The Communicator Letters policy
We welcome letters to the editor about union issues and events relevant to PEF's diverse membership.
All letters are subject to editing for space, fairness and good taste.
Please keep them brief (up to one page, double-spaced or a maximum of 250 words), and please include your name and phone number for verification.
Send letters to:
The Communicator
Public Employees Federation
P.O. Box 12414
Albany, N.Y. 12212-2414

email Denyce Duncan Lacy, Executive Editor The Communicator - Director of Public Relations dduncanlacy@pef.org
Sherry Halbrook, Editor of The Communicator-
shalbrook@pef.org

The Communicator Home Page
Prefers Roth IRA
to deferred comp.

To the Editor:
PEF's leaders deserve congratulations for their victory in improving the Deferred Compensation Program (see July Communicator). However, this should not obscure one crucial fact: the retirement savings champion before this PEF victory, and still the champion, is the Roth IRA.

1. The Roth IRA offers virtually unlimited choices, including real estate investment trusts (REIT) which, I maintain, are an important tool for diversification.

2. There is no mandatory age for starting to take distributions from the Roth IRA. That means that all the funds in the Roth IRA can continue to grow until you really need the money — perhaps for nursing homes, expensive “experimental” operations and other costly things that do not seem to be covered by managed-care health-insurance programs.

3. The Roth IRA distribution is tax-free income. Every dollar you get is yours to keep. The deferred-compensation money is taxed and even Bush's tax cuts may not keep you from paying taxes of up to 43 cents out of every dollar received from your distribution.

4. Even with the improvements in the NYs Deferred Compensation Program as a result of action at the national level, meaningful proposals PEF offered for improving the state's program seem to be languishing because the Deferred Compensation Board has not acted on them.

We proposed several years ago that a voluntary professional management option be offered to plan participants. If that option were available, many people would have avoided the huge losses they sustained this past year in the stock market.


Robert L. Fisher
Albany

The Communicator Home Page
Federal tax cut looks good to him

To the Editor:
Re: the bashing of the tax cut in the June Communicator.

Now, I’m no big city lawyer, just a PEF grade 19 with a college degree, so maybe you can explain to me where I’m wrong.

The federal government removes money from my paycheck every two weeks. Thanks to a previous president’s tax policies that figure went up.

Now, the federal government has a budget surplus. The current president wants to give me back some of that money, and my union, which also removes money from my paycheck, thinks this is a bad idea.

Don’t try to play that class-warfare card on me. A PEF grade 38 is wealthy by my standards, and he works, and he is entitled to some of his tax money back, just like I am.

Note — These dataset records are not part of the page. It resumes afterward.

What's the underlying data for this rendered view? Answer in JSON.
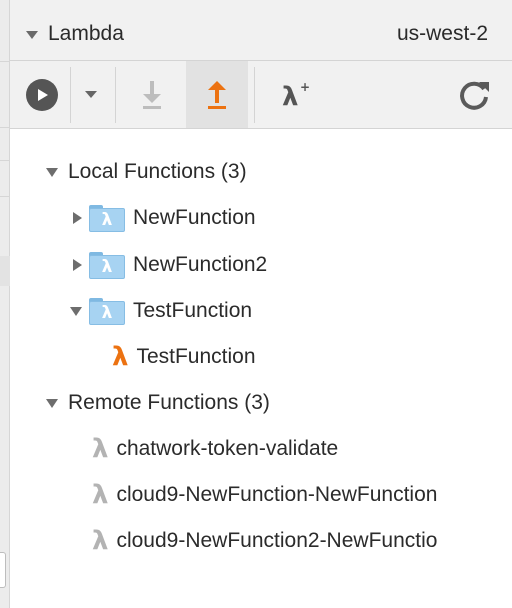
{
  "panel": {
    "title": "Lambda",
    "region": "us-west-2"
  },
  "toolbar": {
    "run_icon": "play-icon",
    "run_dropdown_icon": "chevron-down-icon",
    "import_icon": "download-icon",
    "deploy_icon": "upload-icon",
    "create_icon": "lambda-plus-icon",
    "refresh_icon": "refresh-icon",
    "deploy_color": "#ec7211"
  },
  "tree": {
    "local": {
      "label": "Local Functions (3)",
      "items": [
        {
          "label": "NewFunction",
          "glyph": "λ",
          "expanded": false
        },
        {
          "label": "NewFunction2",
          "glyph": "λ",
          "expanded": false
        },
        {
          "label": "TestFunction",
          "glyph": "λ",
          "expanded": true,
          "children": [
            {
              "label": "TestFunction",
              "glyph": "λ"
            }
          ]
        }
      ]
    },
    "remote": {
      "label": "Remote Functions (3)",
      "items": [
        {
          "label": "chatwork-token-validate",
          "glyph": "λ"
        },
        {
          "label": "cloud9-NewFunction-NewFunction",
          "glyph": "λ"
        },
        {
          "label": "cloud9-NewFunction2-NewFunctio",
          "glyph": "λ"
        }
      ]
    }
  },
  "colors": {
    "lambda_local": "#ec7211",
    "lambda_remote": "#b3b3b3",
    "folder": "#a7d3f2",
    "panel_bg": "#f1f1f1"
  }
}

I submit that anyone who really believes the government can spend their money better than they can and supports such actions, dresses up in a red suit even when it isn’t Christmas.

David J. Gallagher
Lake George

BPC leader big help
to psychologists

To the Editor:
On behalf of the licensed psychologists of the Buffalo Psychiatric Center (BPC), I would like to thank the efforts of PEF and, in particular, the efforts of Paul Shea, PEF Division 180 council leader, for assistance provided in the initiative to reclassify salary-grade 23 associate psychologists to SG-25 licensed psychologists.

In my attempts to organize the licensed psychologists of BPC around this issue, I found Shea to be most helpful in providing information and direction on how to proceed. He helped spearhead the BPC psychologists’ initiative through written correspondence with our state Director of Human Resources Robert Cafarelli.

And, through consultations with our now past director, Dr. George Molnar, Shea then encouraged me to pick up the effort — yet continued to provide me with the necessary support to ensure that our collective voice was heard at the state level.

Through his individual efforts, and as the PEF council leader, Shea has been a valuable resource to professional psychologists at BPC and is to be commended for his work in this difficult and protracted reclassification initiative.